The hopelessness of today’s situation has driven some Palestinian youth to desperation. They see no hope for a better future and without a strong or unified leadership to guide them, some have turned themselves into “lone wolves.” Since 2015, young Palestinians have rammed cars into Israeli soldiers or wielded knives against settlers, believing that it would be better to die a martyr than live in humiliation.
However, the spirit of popular peaceful protests recently took over Palestinians once again, particularly in Jerusalem when Israel tried to install metal detectors and impose other restrictions at the gates of al-Aqsa mosque. Mass nonviolent protests beginning in mid-July and lasting almost two weeks ultimately succeeded in forcing Israel to stand down on the new measures.
A future better than the present
If any lesson was learned, it is this: Even 30 years after the first intifada, Palestinians have not tired of resistance and will continue to resist until the occupation ends, no matter how long this takes.
Lesson two: In order to achieve this, they need a dedicated and faithful unified leadership to guide them. The Palestinians need a leadership that meets the demands of its own people, not one that offers free concessions to the occupying power. These concessions have just made Israel even more assertive and expansionist.
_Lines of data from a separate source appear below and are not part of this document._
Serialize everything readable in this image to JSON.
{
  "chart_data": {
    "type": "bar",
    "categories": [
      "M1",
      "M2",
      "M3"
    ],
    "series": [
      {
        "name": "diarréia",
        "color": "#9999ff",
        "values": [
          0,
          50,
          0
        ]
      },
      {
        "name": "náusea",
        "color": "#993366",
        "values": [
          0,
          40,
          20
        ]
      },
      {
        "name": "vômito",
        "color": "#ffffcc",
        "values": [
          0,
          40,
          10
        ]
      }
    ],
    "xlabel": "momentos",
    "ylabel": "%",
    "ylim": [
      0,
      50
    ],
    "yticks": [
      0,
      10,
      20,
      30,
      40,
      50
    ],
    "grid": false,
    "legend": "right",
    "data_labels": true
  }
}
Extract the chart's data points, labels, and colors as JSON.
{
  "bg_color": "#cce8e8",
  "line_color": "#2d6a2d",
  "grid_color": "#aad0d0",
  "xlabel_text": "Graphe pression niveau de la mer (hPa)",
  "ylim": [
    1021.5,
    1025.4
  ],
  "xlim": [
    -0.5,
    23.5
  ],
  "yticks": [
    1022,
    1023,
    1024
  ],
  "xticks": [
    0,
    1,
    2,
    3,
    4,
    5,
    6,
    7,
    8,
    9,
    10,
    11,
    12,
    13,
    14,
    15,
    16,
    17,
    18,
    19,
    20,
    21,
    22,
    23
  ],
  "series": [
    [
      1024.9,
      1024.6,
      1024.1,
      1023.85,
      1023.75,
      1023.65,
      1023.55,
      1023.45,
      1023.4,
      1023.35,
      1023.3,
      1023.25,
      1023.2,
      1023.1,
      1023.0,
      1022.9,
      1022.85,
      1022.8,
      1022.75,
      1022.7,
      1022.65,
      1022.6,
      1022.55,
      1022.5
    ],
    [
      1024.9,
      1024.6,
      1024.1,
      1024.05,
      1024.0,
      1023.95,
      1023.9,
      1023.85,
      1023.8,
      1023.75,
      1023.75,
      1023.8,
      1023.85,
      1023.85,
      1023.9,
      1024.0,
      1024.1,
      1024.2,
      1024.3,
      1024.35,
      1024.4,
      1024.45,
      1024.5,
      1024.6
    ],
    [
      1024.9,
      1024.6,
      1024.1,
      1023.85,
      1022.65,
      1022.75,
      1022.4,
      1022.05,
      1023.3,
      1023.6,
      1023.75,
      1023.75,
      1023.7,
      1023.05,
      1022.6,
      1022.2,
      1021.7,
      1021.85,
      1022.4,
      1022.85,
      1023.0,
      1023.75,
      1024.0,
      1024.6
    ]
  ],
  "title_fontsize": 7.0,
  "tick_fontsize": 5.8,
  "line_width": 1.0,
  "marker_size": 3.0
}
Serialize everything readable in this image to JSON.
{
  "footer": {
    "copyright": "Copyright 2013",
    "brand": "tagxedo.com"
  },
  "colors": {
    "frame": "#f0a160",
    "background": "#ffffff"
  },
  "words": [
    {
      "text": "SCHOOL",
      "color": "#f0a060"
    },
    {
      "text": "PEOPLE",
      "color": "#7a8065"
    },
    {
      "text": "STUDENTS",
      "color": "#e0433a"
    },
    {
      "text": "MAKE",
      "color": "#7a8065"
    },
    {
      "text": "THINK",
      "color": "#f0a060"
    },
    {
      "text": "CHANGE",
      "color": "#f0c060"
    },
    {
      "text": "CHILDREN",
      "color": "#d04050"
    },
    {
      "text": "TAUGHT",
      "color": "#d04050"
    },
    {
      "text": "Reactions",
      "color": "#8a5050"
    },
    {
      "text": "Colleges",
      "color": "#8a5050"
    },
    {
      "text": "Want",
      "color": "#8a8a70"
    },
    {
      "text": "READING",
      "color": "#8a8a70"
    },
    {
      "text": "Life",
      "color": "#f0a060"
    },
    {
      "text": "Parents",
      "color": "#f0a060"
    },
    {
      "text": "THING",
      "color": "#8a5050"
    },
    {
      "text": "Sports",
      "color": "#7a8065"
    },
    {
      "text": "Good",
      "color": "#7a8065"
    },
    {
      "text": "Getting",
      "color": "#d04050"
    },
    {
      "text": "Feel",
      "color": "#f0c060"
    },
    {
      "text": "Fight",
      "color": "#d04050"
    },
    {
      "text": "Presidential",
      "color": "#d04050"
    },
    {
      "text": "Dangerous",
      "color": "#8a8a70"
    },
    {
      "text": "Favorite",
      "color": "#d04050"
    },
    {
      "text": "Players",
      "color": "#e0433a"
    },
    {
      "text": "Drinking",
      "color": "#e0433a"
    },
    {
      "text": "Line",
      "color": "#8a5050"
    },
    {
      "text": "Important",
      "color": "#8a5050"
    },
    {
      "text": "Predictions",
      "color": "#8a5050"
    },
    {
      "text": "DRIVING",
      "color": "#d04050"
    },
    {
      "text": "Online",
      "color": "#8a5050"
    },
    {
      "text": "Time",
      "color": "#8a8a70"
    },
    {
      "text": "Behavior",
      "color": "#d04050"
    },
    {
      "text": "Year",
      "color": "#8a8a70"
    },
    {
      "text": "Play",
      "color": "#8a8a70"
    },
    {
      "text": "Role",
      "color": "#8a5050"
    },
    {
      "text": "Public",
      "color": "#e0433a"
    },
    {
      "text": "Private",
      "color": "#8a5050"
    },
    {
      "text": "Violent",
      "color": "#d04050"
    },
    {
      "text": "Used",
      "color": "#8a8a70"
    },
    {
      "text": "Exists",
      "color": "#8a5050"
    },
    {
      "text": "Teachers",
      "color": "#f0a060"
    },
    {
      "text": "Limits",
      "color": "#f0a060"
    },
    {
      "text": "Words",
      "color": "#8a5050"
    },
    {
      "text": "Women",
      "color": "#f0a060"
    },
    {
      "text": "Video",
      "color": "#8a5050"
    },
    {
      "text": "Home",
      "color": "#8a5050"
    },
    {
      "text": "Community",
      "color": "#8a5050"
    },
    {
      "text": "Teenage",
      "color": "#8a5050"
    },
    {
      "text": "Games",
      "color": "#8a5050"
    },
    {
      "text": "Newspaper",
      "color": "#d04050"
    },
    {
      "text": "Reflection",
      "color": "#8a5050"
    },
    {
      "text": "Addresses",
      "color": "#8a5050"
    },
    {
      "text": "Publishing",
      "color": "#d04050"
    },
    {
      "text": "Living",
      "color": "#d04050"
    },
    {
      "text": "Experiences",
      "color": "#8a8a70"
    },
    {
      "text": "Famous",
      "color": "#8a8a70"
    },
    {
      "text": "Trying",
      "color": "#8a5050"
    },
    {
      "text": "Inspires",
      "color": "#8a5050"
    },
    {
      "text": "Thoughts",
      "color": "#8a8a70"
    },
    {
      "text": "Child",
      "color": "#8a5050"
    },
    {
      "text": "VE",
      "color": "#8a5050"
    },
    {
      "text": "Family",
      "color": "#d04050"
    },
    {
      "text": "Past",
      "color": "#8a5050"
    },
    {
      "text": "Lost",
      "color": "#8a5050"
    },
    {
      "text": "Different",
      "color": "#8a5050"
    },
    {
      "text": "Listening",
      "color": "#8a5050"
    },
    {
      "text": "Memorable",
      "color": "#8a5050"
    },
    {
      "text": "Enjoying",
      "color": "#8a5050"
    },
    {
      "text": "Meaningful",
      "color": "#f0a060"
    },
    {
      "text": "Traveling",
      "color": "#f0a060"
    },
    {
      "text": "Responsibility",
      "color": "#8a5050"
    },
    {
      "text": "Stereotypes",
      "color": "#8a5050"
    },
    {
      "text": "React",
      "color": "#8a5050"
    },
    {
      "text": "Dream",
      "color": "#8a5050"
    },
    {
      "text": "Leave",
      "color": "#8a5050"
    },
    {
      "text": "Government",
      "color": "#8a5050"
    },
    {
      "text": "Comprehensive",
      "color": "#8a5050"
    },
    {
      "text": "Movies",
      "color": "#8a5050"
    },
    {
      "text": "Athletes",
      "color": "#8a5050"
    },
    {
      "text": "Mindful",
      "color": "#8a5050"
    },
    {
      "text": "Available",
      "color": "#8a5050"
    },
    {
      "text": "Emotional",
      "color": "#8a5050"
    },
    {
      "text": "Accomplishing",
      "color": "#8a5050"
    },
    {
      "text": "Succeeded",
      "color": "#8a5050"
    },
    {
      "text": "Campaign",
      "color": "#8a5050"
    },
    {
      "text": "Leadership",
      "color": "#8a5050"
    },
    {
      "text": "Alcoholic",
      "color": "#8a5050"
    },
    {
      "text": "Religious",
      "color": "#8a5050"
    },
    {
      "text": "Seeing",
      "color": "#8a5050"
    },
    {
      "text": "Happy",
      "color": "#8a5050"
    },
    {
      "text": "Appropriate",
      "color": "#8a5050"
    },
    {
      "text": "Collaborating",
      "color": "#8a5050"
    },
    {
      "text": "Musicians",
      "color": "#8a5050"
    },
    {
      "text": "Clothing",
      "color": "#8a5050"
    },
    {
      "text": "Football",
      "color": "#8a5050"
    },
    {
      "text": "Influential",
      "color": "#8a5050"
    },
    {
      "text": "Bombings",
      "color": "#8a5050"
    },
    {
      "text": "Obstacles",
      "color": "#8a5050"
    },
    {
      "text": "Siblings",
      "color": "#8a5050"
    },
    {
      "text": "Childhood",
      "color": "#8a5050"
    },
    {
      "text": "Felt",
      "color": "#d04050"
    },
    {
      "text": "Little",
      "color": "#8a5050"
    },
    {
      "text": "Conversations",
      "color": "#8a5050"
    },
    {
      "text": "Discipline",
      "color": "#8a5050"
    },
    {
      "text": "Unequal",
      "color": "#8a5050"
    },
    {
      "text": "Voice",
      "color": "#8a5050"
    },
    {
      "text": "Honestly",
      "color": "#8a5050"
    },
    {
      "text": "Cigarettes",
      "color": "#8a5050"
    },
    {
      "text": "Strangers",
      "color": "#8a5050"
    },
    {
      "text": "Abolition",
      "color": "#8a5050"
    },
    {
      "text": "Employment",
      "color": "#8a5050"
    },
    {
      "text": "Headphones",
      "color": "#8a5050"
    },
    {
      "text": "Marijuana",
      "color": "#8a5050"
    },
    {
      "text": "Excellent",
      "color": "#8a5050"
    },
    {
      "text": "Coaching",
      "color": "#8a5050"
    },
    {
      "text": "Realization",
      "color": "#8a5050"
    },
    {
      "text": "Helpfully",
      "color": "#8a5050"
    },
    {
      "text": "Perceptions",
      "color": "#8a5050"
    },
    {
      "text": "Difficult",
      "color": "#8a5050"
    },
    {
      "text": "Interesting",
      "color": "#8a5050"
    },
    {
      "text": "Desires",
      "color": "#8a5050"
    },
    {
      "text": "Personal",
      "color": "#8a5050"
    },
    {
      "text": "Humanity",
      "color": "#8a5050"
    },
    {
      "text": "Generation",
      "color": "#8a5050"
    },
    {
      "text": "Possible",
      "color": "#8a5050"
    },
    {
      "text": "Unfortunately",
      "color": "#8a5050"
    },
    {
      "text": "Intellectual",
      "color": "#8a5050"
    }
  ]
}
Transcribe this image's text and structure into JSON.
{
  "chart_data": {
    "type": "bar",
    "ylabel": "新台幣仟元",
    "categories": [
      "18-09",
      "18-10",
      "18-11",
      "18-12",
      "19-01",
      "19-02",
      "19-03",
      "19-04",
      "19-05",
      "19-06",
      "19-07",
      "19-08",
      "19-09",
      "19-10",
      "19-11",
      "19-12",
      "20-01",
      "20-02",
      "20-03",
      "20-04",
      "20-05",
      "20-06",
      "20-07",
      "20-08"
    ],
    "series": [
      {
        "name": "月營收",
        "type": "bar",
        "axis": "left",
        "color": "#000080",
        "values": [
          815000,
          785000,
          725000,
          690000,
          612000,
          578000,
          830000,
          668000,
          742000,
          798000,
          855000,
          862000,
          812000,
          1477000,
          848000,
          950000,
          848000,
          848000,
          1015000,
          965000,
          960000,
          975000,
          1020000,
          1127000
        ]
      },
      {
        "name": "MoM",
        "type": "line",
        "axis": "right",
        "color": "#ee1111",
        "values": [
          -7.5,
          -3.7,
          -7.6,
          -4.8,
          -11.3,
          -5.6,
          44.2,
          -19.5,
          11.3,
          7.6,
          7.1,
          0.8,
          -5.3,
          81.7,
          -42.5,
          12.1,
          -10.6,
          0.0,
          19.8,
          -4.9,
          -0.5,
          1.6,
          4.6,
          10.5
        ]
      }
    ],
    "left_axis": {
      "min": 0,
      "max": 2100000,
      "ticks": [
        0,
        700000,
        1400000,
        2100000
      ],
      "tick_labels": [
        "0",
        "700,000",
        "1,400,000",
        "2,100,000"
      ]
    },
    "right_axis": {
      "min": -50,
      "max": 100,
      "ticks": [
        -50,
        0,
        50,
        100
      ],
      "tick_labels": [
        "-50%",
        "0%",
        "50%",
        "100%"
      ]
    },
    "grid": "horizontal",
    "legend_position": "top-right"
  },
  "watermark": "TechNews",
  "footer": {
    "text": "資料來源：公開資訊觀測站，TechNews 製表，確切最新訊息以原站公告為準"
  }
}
In the current situation, Palestinians have no choice but to unite and adopt a unified strategy to win their freedom. Unfortunately, I don’t see the recent Cairo talks to restore Palestinian unity bearing fruit. Hamas and Fatah’s political platforms have always been two parallel lines that will never meet. The two factions only entered talks after being put under pressure from regional countries keen on paving the way for US President Donald Trump’s “ultimate deal” for the Middle East.
This “deal” will reportedly focus on normalizing diplomatic relations between Israel and regional Arab Sunni countries at the cost of Palestinian rights, ostensibly to counter the alleged Iranian threat. What it makes clear is that Palestinians have no other choice but to continue their struggle and steadfastness and wait out the tidal waves sweeping this unstable region. The Palestinians know that history is ultimately on their side. Occupation is always transient – it cannot last forever.
Today I run the Old City-based African Community Society, organizing social and community activities targeting women, children and youth to empower them and strengthen their resilience in their city.
After the disappointment of Oslo, I’ve renounced politics and now focus my time on engaging Jerusalem’s often marginalized youth to help them create a future that will hopefully be better than our present.
Mousa Qous is a reporter with Al-Quds newspaper and executive director of the African Community Society.